Gbagbo troops 'shot unarmed Ivory Coast protesters,' ICC told
The first witness in the trial of former Ivorian president Laurent Gbagbo gave a harrowing account of coming under fire from troops loyal to the ex-leader during an unarmed march after 2010 polls.
"I was dragging my leg and saw that the bone was sticking out," the first prosecution witness identified only as P547 told the International Criminal Court.
His face pixellated on television screens and his voice disguised to protect his identity, the man told how he was shot in the leg during a demonstration on December 16, 2010.
He was among thousands of supporters of current Ivorian President Alassane Ouattara who marched on a pro-Gbagbo television station in the economic capital of Abidjan following a disputed November, 2010 election.
"We moved towards the (television station) bare-handed. We could not get very close because people were shooting at us," said the witness, adding he was a long-time Ouattara supporter.
"I ran a bit, fell down, heard a gunshot and fell down again. I saw my leg had been hit," said the man, a Muslim, who worked at the time as a truck driver.
Ouattara is a Muslim from the north while Gbagbo is a Christian from southern Ivory Coast, the world's top cocoa producer which was an oasis of stability in restive west Africa until 1999 when disgruntled soldiers staged a coup.

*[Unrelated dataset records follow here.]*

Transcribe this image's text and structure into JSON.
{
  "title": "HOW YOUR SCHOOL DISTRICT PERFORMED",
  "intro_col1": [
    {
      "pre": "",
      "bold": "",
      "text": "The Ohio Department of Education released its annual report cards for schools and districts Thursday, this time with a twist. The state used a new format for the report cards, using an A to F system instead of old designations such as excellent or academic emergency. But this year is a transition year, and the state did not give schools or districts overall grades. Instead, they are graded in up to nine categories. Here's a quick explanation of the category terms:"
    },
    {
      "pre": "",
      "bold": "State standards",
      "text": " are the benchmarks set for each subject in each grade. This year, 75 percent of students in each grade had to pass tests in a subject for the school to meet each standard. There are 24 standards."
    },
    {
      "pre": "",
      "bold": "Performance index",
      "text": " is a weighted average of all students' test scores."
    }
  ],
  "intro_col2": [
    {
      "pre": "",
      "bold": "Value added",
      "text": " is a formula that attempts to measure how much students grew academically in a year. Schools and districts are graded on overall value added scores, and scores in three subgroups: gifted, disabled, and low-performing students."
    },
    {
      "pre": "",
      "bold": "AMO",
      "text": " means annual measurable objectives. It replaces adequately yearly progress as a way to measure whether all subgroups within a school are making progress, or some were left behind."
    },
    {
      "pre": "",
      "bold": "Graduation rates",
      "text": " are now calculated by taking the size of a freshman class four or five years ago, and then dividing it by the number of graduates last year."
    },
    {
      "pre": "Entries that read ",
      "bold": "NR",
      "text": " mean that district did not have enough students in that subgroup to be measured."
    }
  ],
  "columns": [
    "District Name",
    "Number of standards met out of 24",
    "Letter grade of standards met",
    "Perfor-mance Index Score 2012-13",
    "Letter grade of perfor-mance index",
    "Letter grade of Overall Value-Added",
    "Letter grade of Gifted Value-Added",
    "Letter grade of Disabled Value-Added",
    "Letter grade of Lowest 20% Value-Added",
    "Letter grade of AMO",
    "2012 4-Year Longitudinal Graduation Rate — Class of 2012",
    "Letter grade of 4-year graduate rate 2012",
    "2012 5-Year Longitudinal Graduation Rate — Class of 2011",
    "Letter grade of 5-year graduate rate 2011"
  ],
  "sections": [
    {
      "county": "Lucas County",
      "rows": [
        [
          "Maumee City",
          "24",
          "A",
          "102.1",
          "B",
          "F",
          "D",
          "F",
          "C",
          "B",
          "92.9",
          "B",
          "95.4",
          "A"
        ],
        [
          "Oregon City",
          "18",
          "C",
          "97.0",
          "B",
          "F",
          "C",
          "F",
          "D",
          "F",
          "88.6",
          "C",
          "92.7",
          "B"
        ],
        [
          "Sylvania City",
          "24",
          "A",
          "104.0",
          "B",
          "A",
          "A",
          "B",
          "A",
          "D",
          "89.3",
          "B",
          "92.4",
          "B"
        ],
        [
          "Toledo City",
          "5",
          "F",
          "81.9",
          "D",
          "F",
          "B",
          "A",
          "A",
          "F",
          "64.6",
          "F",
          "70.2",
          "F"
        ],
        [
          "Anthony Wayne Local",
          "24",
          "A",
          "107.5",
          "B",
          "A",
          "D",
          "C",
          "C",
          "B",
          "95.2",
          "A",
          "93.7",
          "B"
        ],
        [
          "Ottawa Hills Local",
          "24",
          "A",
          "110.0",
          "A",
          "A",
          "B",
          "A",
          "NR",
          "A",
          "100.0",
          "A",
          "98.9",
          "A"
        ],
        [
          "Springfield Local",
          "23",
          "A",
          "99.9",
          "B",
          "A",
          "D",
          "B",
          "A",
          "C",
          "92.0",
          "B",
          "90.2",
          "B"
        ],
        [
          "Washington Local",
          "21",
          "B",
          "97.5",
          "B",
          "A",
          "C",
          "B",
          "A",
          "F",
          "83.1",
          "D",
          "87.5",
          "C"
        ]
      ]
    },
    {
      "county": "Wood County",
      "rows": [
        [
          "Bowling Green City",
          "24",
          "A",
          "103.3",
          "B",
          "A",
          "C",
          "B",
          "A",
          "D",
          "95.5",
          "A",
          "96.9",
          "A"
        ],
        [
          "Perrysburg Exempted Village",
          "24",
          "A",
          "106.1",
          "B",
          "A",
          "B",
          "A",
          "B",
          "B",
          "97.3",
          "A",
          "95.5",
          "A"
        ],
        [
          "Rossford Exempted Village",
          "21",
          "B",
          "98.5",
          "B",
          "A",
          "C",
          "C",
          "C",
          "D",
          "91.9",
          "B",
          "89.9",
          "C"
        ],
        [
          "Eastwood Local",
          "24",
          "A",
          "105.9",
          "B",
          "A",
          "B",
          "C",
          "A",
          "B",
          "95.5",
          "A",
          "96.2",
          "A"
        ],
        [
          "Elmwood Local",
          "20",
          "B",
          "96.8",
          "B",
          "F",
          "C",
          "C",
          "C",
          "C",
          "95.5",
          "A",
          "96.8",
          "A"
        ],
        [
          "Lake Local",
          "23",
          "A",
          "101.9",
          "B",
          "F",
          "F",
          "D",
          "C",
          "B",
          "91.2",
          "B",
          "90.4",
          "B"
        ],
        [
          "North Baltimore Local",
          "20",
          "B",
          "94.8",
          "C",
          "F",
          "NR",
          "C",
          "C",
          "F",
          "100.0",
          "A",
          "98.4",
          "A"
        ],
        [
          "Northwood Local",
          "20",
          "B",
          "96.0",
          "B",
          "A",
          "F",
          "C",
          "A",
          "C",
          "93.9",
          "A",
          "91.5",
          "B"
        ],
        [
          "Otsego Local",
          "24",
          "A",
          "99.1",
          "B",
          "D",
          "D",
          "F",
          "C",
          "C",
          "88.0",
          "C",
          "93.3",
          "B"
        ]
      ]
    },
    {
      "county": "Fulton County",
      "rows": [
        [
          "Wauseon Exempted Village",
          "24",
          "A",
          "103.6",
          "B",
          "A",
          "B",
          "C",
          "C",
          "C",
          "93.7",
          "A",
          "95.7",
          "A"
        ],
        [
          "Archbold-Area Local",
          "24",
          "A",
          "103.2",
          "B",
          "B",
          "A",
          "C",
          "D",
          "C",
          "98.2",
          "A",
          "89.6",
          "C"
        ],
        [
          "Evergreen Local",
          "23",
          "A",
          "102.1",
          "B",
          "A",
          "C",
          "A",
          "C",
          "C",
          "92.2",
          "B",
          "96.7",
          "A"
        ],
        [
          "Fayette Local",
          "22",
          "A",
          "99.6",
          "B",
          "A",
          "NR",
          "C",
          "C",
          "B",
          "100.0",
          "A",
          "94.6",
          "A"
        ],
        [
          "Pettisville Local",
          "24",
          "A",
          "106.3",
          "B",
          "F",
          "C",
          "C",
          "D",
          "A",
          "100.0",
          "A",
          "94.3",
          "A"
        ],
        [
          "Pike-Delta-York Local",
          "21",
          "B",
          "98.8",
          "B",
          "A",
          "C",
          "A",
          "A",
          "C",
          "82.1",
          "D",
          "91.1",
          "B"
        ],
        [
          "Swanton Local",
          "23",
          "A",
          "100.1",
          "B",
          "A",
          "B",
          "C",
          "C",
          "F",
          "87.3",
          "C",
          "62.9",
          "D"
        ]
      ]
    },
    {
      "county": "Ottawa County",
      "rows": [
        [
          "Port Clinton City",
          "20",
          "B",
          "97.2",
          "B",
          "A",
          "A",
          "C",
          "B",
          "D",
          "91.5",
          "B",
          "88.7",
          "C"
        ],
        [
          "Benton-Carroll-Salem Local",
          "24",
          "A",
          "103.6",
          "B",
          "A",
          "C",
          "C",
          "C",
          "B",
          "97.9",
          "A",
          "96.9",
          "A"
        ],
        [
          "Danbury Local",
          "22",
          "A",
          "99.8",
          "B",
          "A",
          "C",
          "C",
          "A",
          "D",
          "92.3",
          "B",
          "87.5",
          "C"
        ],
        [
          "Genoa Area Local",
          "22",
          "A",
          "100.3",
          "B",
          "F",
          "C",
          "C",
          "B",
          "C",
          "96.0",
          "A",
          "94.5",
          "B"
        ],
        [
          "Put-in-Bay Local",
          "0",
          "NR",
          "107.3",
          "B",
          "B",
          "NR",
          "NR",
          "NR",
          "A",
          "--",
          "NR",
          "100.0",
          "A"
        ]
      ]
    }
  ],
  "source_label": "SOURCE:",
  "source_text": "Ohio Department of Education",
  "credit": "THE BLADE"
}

That was followed by a low-level civil war in 2002 pitting Gbagbo and Ouattara on opposite sides.
Gbagbo declared himself the winner of the 2010 elections, but major powers including France, the former colonial power, the United States and the United Nations backed Ouattara, who had snatched a narrow victory.
The row triggered a bitter standoff that saw Gbagbo holed up in the fortified presidential palace and Abidjan turned into a war zone.
Gbagbo and his former militia chief, Charles Ble Goude, deny four charges of crimes against humanity arising out of the violence which left 3,000 dead.
At the demonstration, the witness told how soldiers arrived and threw injured protesters into the back of a truck.
The soldiers "asked me what I was doing," said, the card-carrying member of Ouattara's RDR party, speaking through an interpreter in his native Jula language.
"I answered: 'We are marching. We voted and we want justice'."
The soldiers then started to beat him saying the officer had "told them to beat me to death."
The soldiers eventually left and asked "shall we kill him?" but were told "no, this guy is nearly dead, he won't last."
He was eventually given first aid by a Red Cross team, P547 said.